In order to truly master the art of deep learning, I felt that I had to go back to basics and analyse the convolution operation in isolation.
This blog post documents my attempt at understanding the convolution operation a little more.
For this experiment, I will be playing around with the Conv2d operation from PyTorch
I will be changing the following parameters and observing the difference it makes to the convolution output for a sample image (shown below):
To ensure that I get consistent results, I initialize the kernel to a constant value of 0.1, with zero bias.
For the first experiment, I ran the test image through the Conv2d operation using kernel sizes of 1 to 10. The observation of the output obtained was
that as kernel size increased, the output image became more blurry. As can be seen in the GIF below, showing the output image change with an increase in kernel size.

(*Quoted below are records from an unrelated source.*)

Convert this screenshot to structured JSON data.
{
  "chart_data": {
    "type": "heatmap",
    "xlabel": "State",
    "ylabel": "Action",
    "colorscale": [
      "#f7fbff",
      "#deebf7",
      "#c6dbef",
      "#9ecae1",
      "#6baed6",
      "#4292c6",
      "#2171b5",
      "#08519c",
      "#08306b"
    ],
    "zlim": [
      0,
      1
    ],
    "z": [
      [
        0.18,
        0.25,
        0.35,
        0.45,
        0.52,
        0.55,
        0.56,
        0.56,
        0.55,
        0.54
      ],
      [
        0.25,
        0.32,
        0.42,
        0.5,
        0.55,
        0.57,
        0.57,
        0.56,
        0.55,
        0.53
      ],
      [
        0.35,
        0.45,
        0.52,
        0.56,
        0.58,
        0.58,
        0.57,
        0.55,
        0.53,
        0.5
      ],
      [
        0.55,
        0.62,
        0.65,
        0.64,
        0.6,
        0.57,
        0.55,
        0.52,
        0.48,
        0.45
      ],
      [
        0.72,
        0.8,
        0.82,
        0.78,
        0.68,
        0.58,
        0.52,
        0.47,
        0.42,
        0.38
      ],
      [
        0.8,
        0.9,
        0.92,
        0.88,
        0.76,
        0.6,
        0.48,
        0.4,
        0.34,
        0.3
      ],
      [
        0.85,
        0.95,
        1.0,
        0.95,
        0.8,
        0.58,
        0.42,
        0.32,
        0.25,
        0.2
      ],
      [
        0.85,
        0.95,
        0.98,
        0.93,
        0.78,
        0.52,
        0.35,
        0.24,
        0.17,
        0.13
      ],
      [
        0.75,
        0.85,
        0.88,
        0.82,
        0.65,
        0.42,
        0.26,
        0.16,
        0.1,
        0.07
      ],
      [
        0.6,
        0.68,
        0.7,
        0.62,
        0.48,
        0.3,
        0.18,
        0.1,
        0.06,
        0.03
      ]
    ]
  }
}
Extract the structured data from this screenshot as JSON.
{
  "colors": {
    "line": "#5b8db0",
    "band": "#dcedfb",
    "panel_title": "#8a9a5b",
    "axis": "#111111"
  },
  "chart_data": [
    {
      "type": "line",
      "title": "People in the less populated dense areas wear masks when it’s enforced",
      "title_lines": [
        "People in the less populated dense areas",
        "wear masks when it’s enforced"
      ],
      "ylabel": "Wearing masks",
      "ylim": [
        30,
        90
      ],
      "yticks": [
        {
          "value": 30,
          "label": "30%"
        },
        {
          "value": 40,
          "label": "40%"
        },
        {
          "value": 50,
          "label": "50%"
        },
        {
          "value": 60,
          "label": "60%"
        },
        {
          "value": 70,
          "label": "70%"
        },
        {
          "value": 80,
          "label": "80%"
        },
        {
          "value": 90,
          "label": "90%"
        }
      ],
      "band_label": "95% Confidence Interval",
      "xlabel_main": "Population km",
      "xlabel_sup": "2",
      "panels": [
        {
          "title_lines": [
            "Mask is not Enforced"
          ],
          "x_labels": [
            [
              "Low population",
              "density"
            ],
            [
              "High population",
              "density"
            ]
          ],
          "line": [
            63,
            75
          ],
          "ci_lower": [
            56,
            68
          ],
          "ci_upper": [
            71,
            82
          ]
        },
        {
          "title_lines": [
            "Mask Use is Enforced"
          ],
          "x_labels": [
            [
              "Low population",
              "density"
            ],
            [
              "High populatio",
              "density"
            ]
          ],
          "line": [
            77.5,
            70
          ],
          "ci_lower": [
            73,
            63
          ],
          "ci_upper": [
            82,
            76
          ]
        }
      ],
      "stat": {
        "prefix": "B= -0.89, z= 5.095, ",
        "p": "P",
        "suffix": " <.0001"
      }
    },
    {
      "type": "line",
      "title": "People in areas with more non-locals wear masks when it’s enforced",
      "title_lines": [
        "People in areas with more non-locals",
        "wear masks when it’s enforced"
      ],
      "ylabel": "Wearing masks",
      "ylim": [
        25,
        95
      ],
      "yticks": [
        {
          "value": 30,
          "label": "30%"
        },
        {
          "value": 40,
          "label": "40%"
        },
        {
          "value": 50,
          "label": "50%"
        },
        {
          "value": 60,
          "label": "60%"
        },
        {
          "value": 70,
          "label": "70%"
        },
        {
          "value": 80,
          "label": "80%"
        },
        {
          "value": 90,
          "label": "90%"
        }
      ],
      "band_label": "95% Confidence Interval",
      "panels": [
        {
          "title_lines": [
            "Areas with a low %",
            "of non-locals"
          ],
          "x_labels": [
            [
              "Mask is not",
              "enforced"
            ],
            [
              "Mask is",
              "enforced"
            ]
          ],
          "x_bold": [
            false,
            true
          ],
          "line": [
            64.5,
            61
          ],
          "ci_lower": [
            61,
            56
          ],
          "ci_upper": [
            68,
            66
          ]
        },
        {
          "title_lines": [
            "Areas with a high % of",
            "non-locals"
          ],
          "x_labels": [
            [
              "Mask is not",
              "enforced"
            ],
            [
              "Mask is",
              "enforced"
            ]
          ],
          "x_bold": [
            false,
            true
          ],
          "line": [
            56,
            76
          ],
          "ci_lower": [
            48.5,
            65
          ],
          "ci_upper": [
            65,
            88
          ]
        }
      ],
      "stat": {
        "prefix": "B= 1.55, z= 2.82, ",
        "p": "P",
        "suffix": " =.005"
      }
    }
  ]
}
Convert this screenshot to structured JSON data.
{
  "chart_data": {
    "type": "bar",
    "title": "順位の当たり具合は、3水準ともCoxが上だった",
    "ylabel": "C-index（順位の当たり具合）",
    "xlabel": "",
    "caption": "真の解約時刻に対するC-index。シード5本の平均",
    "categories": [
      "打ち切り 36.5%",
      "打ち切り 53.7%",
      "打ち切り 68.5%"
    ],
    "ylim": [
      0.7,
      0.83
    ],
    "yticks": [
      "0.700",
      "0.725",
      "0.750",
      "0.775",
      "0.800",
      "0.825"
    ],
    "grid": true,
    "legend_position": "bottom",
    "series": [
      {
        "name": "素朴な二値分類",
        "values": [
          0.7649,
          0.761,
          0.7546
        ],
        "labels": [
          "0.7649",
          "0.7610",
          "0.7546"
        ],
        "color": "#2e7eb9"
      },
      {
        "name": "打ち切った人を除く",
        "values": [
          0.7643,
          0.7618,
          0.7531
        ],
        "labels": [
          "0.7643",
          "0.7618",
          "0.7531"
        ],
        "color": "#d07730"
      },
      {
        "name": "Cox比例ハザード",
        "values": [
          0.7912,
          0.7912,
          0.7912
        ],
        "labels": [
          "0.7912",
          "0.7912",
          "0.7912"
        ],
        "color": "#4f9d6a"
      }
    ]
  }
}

This makes sense if we look more closely at what the 2D convolution operation does.
Essentially, convolution consists of six steps:
For an input image (or array, or matrix) of X-number of columns by Y-number of rows, the kernel starts at the top-left most corner of the input.
In this position, for every element in the kernel, it is multiplied by the value of the element in the same position as it is in the input. For a kernel of size 2 (2 rows and 2 columns), we would have top-left, top-right, bottom-left and bottom-right elements.
The product of each element-wise multiplication operation is added together.
The kernel takes a stride (or a step) down the row, depending on the stride length. If the stride length is 2, then the kernel moves two pixels down.
The entire process is repeated until the kernel reaches the end of the row, then it moves down the start at the next column, and so on.
After the kernel reaches the end of the input, all the summation outputs are arranged in the order they were produced, and based on which row in the original input they were produced from, to form the final output
For a visual illustration, refer to the GIF below.
What this means is that each time the kernel works goes over a set of pixels, it aggregates the total value of all the pixels in its area of influence.
The larger the kernel, the more the fine-grained details in an image are absorbed into the aggregate, whereas a small kernel will retain each pixel's
relative strength over neighbouring pixels, thus preserving the details of the image.
As such, we can conclude that a small kernel size is useful for extracting detailed features, while a large kernel size is good for getting
the general structure of an object.
On the application side, the visualised results above also show us how convolutions using a larger kernel size present a use case for blurring effects on images.
For the second experiment, I kept the kernel size constant at 1. This time, I wanted to test the effect of changing the stride length on the convolution result.
For a stride length of 1 to 10, the convolution result is as shown in the GIF below.
From the GIF, we can see how increasing the stride length causes a severe drop in image resolution. It is also interesting to note that the image details become patchy
rather than smooth unlike when the kernel changes.
Similar to increasing the kernel size, increasing stride length causes a loss in information from the input image. This is because the kernel skips the number of pixels equal to the stride length (Step 4 of the convolution operation summary above). For a kernel size of only 1, as used in my experiments, this causes information in the skipped pixels to be lost in the final output.